Avram doesn’t appear to hear her. He stares at the gray rocks protruding all around him. Something in this place is closing in on him.
Ora rests her cheek on the dog’s body. “Listen, she called about a week and a half ago, maybe more, and asked you to call her back immediately. Then she called a few more times and asked … No, she just said your name. ‘Avram?’ ‘Avram, are you there?’ ‘Avram, answer me.’ That kind of thing.”
Avram kneels down in front of her. His head is suddenly too heavy to bear. The dog, with Ora hunched over her, turns to him with her dark, soft eyes.
“Then there was one message where she said”—Ora swallows, and her face takes on a childish, startled expression—“that she had something important to tell you, and then … Let’s see, yes, the last message is from the evening before last.” She laughs nervously. “That’s exactly the same time Ofer left his last message for me.”
Avram is hunched, rounded into himself, ready for the blow — he won’t be taken by surprise.
“ ‘Avram, it’s Neta,’ ” Ora says in a hollow voice, her eyes fixed on a spot beyond him. “ ‘I’m in Nuweiba and you haven’t been home for ages and you won’t call back your loving ones—’ ”
Avram nods, recognizing Neta through Ora’s voice.

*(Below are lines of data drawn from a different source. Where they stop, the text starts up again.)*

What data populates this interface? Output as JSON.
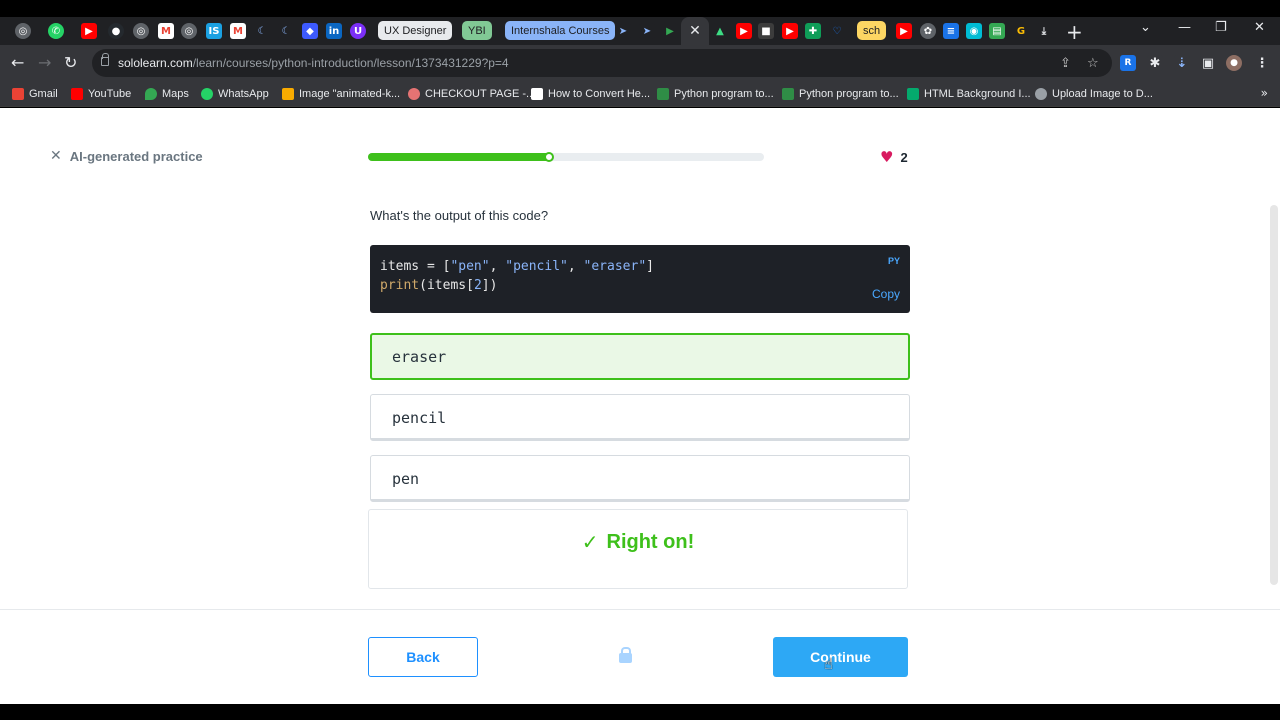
{
  "browser": {
    "tabs": {
      "pills": [
        {
          "label": "UX Designer",
          "bg": "#e8eaed",
          "fg": "#202124"
        },
        {
          "label": "YBI",
          "bg": "#81c995",
          "fg": "#202124"
        },
        {
          "label": "Internshala Courses",
          "bg": "#8ab4f8",
          "fg": "#202124"
        },
        {
          "label": "sch",
          "bg": "#fdd663",
          "fg": "#202124"
        }
      ],
      "close_glyph": "✕",
      "new_tab_glyph": "+"
    },
    "window_controls": {
      "tab_search": "⌄",
      "minimize": "—",
      "restore": "❐",
      "close": "✕"
    },
    "nav": {
      "back": "←",
      "forward": "→",
      "reload": "↻"
    },
    "address": {
      "host": "sololearn.com",
      "path": "/learn/courses/python-introduction/lesson/1373431229?p=4"
    },
    "bookmarks": [
      {
        "label": "Gmail",
        "color": "#ea4335"
      },
      {
        "label": "YouTube",
        "color": "#ff0000"
      },
      {
        "label": "Maps",
        "color": "#34a853"
      },
      {
        "label": "WhatsApp",
        "color": "#25d366"
      },
      {
        "label": "Image \"animated-k...",
        "color": "#f9ab00"
      },
      {
        "label": "CHECKOUT PAGE -...",
        "color": "#e57373"
      },
      {
        "label": "How to Convert He...",
        "color": "#ffffff"
      },
      {
        "label": "Python program to...",
        "color": "#2f8d46"
      },
      {
        "label": "Python program to...",
        "color": "#2f8d46"
      },
      {
        "label": "HTML Background I...",
        "color": "#04aa6d"
      },
      {
        "label": "Upload Image to D...",
        "color": "#9aa0a6"
      }
    ],
    "bookmarks_more": "»"
  },
  "lesson": {
    "close_label": "AI-generated practice",
    "progress": 0.46,
    "hearts": "2",
    "question": "What's the output of this code?",
    "code": {
      "lang": "PY",
      "copy_label": "Copy"
    },
    "options": [
      {
        "label": "eraser",
        "state": "correct"
      },
      {
        "label": "pencil",
        "state": "default"
      },
      {
        "label": "pen",
        "state": "default"
      }
    ],
    "feedback": "Right on!",
    "back_label": "Back",
    "continue_label": "Continue"
  },
  "colors": {
    "accent_green": "#3ec01b",
    "accent_blue": "#2da8f5",
    "heart": "#d81b60"
  }
}
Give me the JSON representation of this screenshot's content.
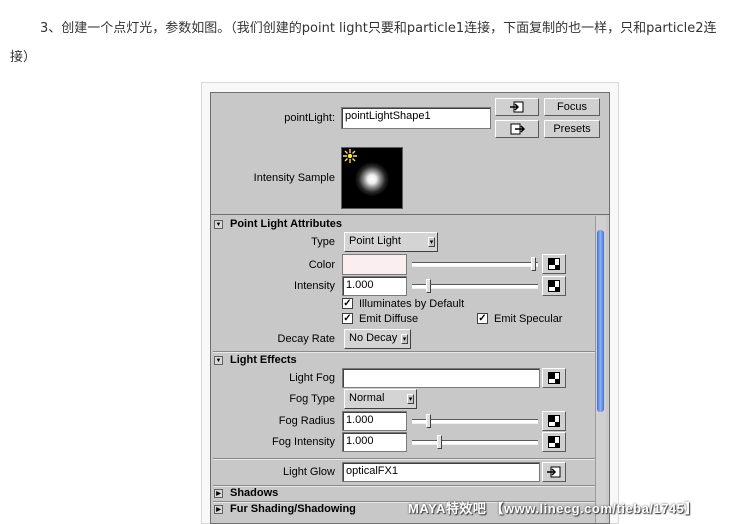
{
  "intro": {
    "line1": "3、创建一个点灯光，参数如图。（我们创建的point   light只要和particle1连接，下面复制的也一样，只和particle2连",
    "line2": "接）"
  },
  "header": {
    "node_label": "pointLight:",
    "node_value": "pointLightShape1",
    "focus_label": "Focus",
    "presets_label": "Presets",
    "intensity_sample_label": "Intensity Sample"
  },
  "sections": {
    "point_light": {
      "title": "Point Light Attributes",
      "type_label": "Type",
      "type_value": "Point Light",
      "color_label": "Color",
      "color_value": "#fbeef0",
      "intensity_label": "Intensity",
      "intensity_value": "1.000",
      "illuminates_label": "Illuminates by Default",
      "emit_diffuse_label": "Emit Diffuse",
      "emit_specular_label": "Emit Specular",
      "checked": true,
      "decay_label": "Decay Rate",
      "decay_value": "No Decay"
    },
    "light_effects": {
      "title": "Light Effects",
      "fog_label": "Light Fog",
      "fog_value": "",
      "fog_type_label": "Fog Type",
      "fog_type_value": "Normal",
      "fog_radius_label": "Fog Radius",
      "fog_radius_value": "1.000",
      "fog_intensity_label": "Fog Intensity",
      "fog_intensity_value": "1.000",
      "glow_label": "Light Glow",
      "glow_value": "opticalFX1"
    },
    "shadows": {
      "title": "Shadows"
    },
    "mental_ray": {
      "title": "Fur Shading/Shadowing"
    }
  },
  "watermark": "MAYA特效吧 【www.linecg.com/tieba/1745】",
  "icons": {
    "expanded": "expand-triangle-icon",
    "collapsed": "collapse-triangle-icon",
    "map": "checker-map-icon",
    "input": "connection-input-icon",
    "output": "connection-output-icon"
  }
}
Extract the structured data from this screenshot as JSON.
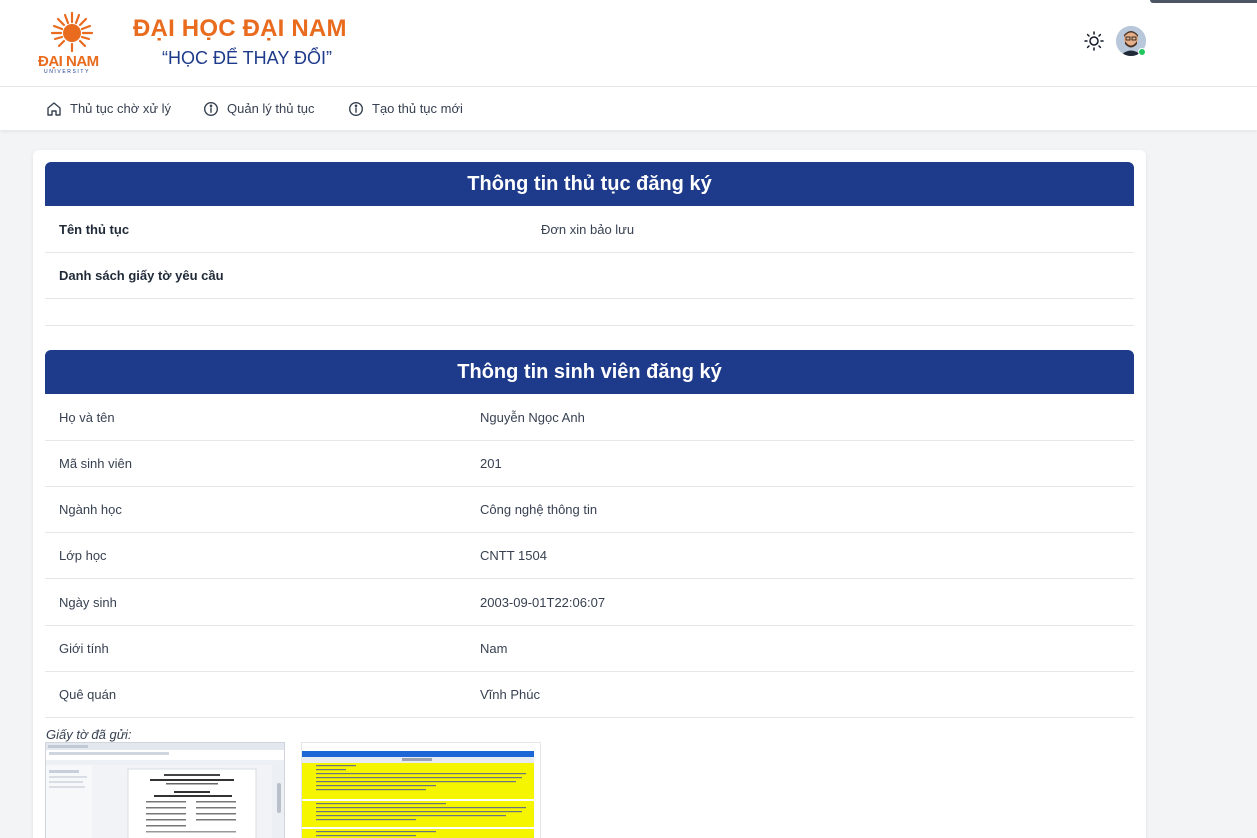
{
  "brand": {
    "logo_word": "ĐẠI NAM",
    "logo_sub": "UNIVERSITY",
    "title": "ĐẠI HỌC ĐẠI NAM",
    "slogan": "“HỌC ĐỂ THAY ĐỔI”"
  },
  "nav": {
    "items": [
      {
        "label": "Thủ tục chờ xử lý",
        "icon": "home-icon"
      },
      {
        "label": "Quản lý thủ tục",
        "icon": "info-icon"
      },
      {
        "label": "Tạo thủ tục mới",
        "icon": "info-icon"
      }
    ]
  },
  "procedure": {
    "title": "Thông tin thủ tục đăng ký",
    "name_label": "Tên thủ tục",
    "name_value": "Đơn xin bảo lưu",
    "docs_label": "Danh sách giấy tờ yêu cầu"
  },
  "student": {
    "title": "Thông tin sinh viên đăng ký",
    "rows": [
      {
        "label": "Họ và tên",
        "value": "Nguyễn Ngọc Anh"
      },
      {
        "label": "Mã sinh viên",
        "value": "201"
      },
      {
        "label": "Ngành học",
        "value": "Công nghệ thông tin"
      },
      {
        "label": "Lớp học",
        "value": "CNTT 1504"
      },
      {
        "label": "Ngày sinh",
        "value": "2003-09-01T22:06:07"
      },
      {
        "label": "Giới tính",
        "value": "Nam"
      },
      {
        "label": "Quê quán",
        "value": "Vĩnh Phúc"
      }
    ]
  },
  "submitted": {
    "label": "Giấy tờ đã gửi:"
  },
  "colors": {
    "primary": "#1e3a8a",
    "brand_orange": "#e86b1e",
    "online": "#22c55e"
  }
}
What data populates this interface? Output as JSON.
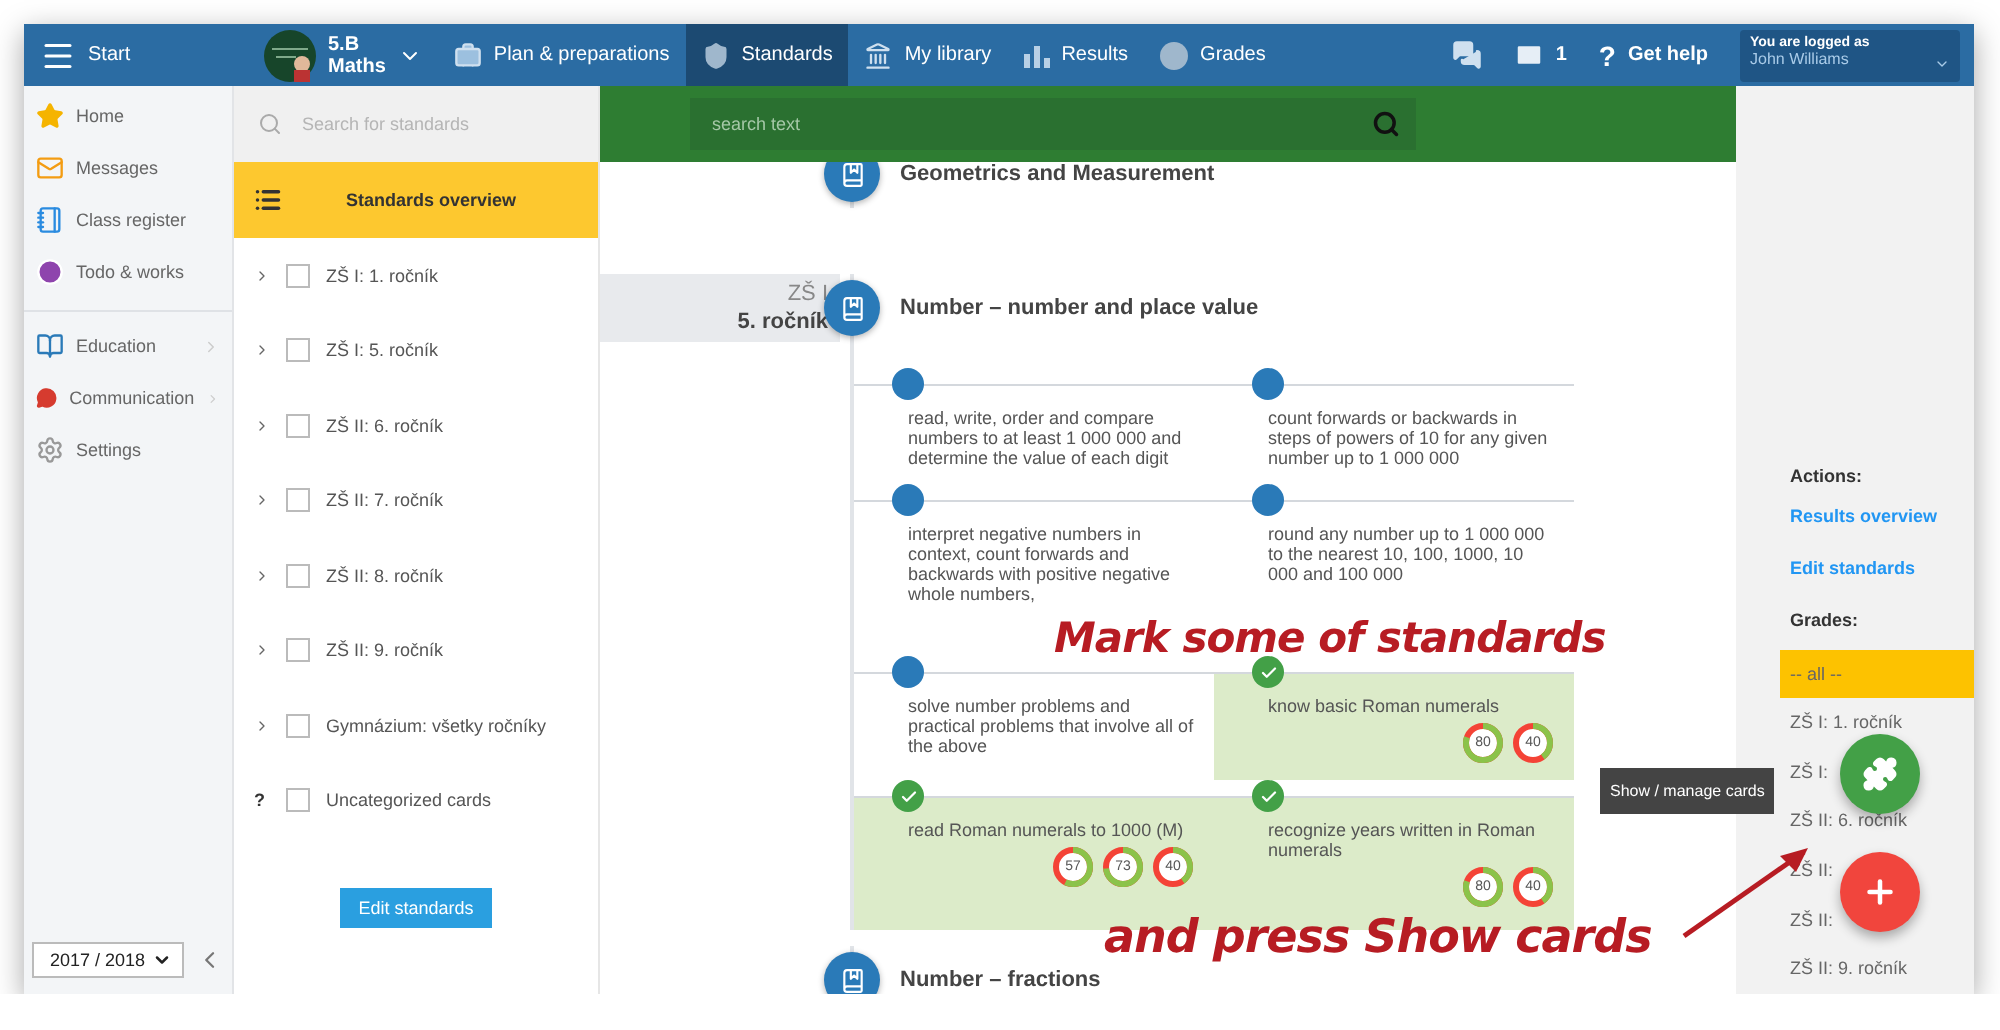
{
  "topbar": {
    "menu_label": "Start",
    "class": {
      "name": "5.B",
      "subject": "Maths"
    },
    "tabs": [
      {
        "label": "Plan & preparations",
        "selected": false
      },
      {
        "label": "Standards",
        "selected": true
      },
      {
        "label": "My library",
        "selected": false
      },
      {
        "label": "Results",
        "selected": false
      },
      {
        "label": "Grades",
        "selected": false
      }
    ],
    "messages_count": "1",
    "help_mark": "?",
    "help_label": "Get help",
    "user": {
      "caption": "You are logged as",
      "name": "John Williams"
    }
  },
  "sidebar": {
    "groups": [
      [
        {
          "label": "Home",
          "submenu": false
        },
        {
          "label": "Messages",
          "submenu": false
        },
        {
          "label": "Class register",
          "submenu": false
        },
        {
          "label": "Todo & works",
          "submenu": false
        }
      ],
      [
        {
          "label": "Education",
          "submenu": true
        },
        {
          "label": "Communication",
          "submenu": true
        },
        {
          "label": "Settings",
          "submenu": false
        }
      ]
    ],
    "year": "2017 / 2018"
  },
  "tree": {
    "search_placeholder": "Search for standards",
    "overview": {
      "label": "Standards overview",
      "selected": true
    },
    "items": [
      {
        "kind": "group",
        "label": "ZŠ I: 1. ročník",
        "checked": false
      },
      {
        "kind": "group",
        "label": "ZŠ I: 5. ročník",
        "checked": false
      },
      {
        "kind": "group",
        "label": "ZŠ II: 6. ročník",
        "checked": false
      },
      {
        "kind": "group",
        "label": "ZŠ II: 7. ročník",
        "checked": false
      },
      {
        "kind": "group",
        "label": "ZŠ II: 8. ročník",
        "checked": false
      },
      {
        "kind": "group",
        "label": "ZŠ II: 9. ročník",
        "checked": false
      },
      {
        "kind": "group",
        "label": "Gymnázium: všetky ročníky",
        "checked": false
      },
      {
        "kind": "other",
        "marker": "?",
        "label": "Uncategorized cards",
        "checked": false
      }
    ],
    "edit_button": "Edit standards"
  },
  "main": {
    "search_placeholder": "search text",
    "sections": [
      {
        "title": "Geometrics and Measurement"
      },
      {
        "grade": {
          "school": "ZŠ I",
          "year": "5. ročník"
        },
        "title": "Number – number and place value",
        "cards": [
          {
            "text": "read, write, order and compare numbers to at least 1 000 000 and determine the value of each digit",
            "checked": false
          },
          {
            "text": "count forwards or backwards in steps of powers of 10 for any given number up to 1 000 000",
            "checked": false
          },
          {
            "text": "interpret negative numbers in context, count forwards and backwards with positive negative whole numbers,",
            "checked": false
          },
          {
            "text": "round any number up to 1 000 000 to the nearest 10, 100, 1000, 10 000 and 100 000",
            "checked": false
          },
          {
            "text": "solve number problems and practical problems that involve all of the above",
            "checked": false
          },
          {
            "text": "know basic Roman numerals",
            "checked": true,
            "scores": [
              {
                "value": "80",
                "level": 0.8
              },
              {
                "value": "40",
                "level": 0.4
              }
            ]
          },
          {
            "text": "read Roman numerals to 1000 (M)",
            "checked": true,
            "scores": [
              {
                "value": "57",
                "level": 0.57
              },
              {
                "value": "73",
                "level": 0.73
              },
              {
                "value": "40",
                "level": 0.4
              }
            ]
          },
          {
            "text": "recognize years written in Roman numerals",
            "checked": true,
            "scores": [
              {
                "value": "80",
                "level": 0.8
              },
              {
                "value": "40",
                "level": 0.4
              }
            ]
          }
        ]
      },
      {
        "title": "Number – fractions"
      }
    ]
  },
  "right": {
    "actions_title": "Actions:",
    "actions": [
      "Results overview",
      "Edit standards"
    ],
    "grades_title": "Grades:",
    "grades": [
      {
        "label": "-- all --",
        "selected": true
      },
      {
        "label": "ZŠ I: 1. ročník",
        "selected": false
      },
      {
        "label": "ZŠ I:",
        "selected": false
      },
      {
        "label": "ZŠ II: 6. ročník",
        "selected": false
      },
      {
        "label": "ZŠ II:",
        "selected": false
      },
      {
        "label": "ZŠ II:",
        "selected": false
      },
      {
        "label": "ZŠ II: 9. ročník",
        "selected": false
      }
    ]
  },
  "fab": {
    "tooltip": "Show / manage cards"
  },
  "annotations": [
    "Mark some of standards",
    "and press Show cards"
  ]
}
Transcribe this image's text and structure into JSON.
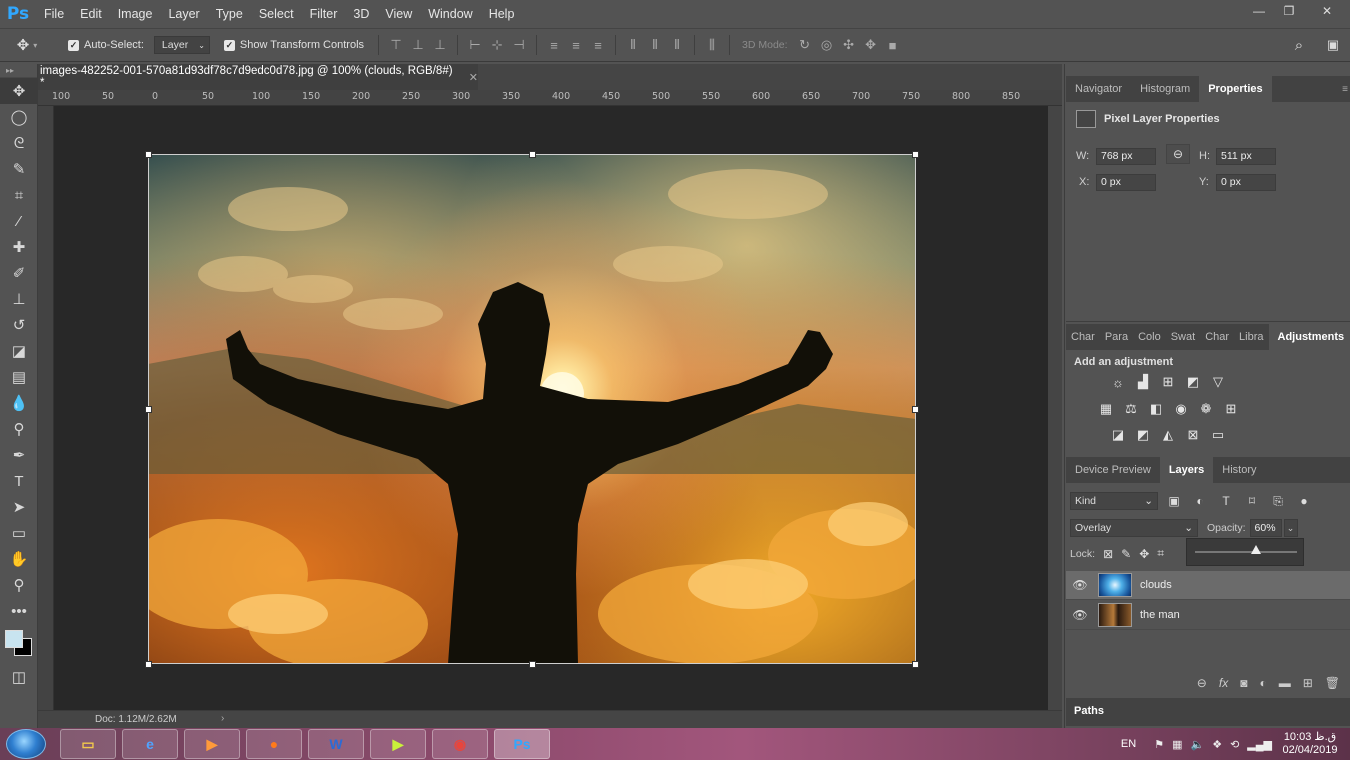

Ora continues lifelessly, as though her entire being is operated by a ventriloquist. “ ‘A little while ago I thought I might be slightly pregnant, and I didn’t have the courage to tell you, and I came down here to think about what to do, and organize my thoughts, and of course in the end I’m not, as usual, it was a false alarm, so you have nothing to worry about, my love.’ And then there was a beep.”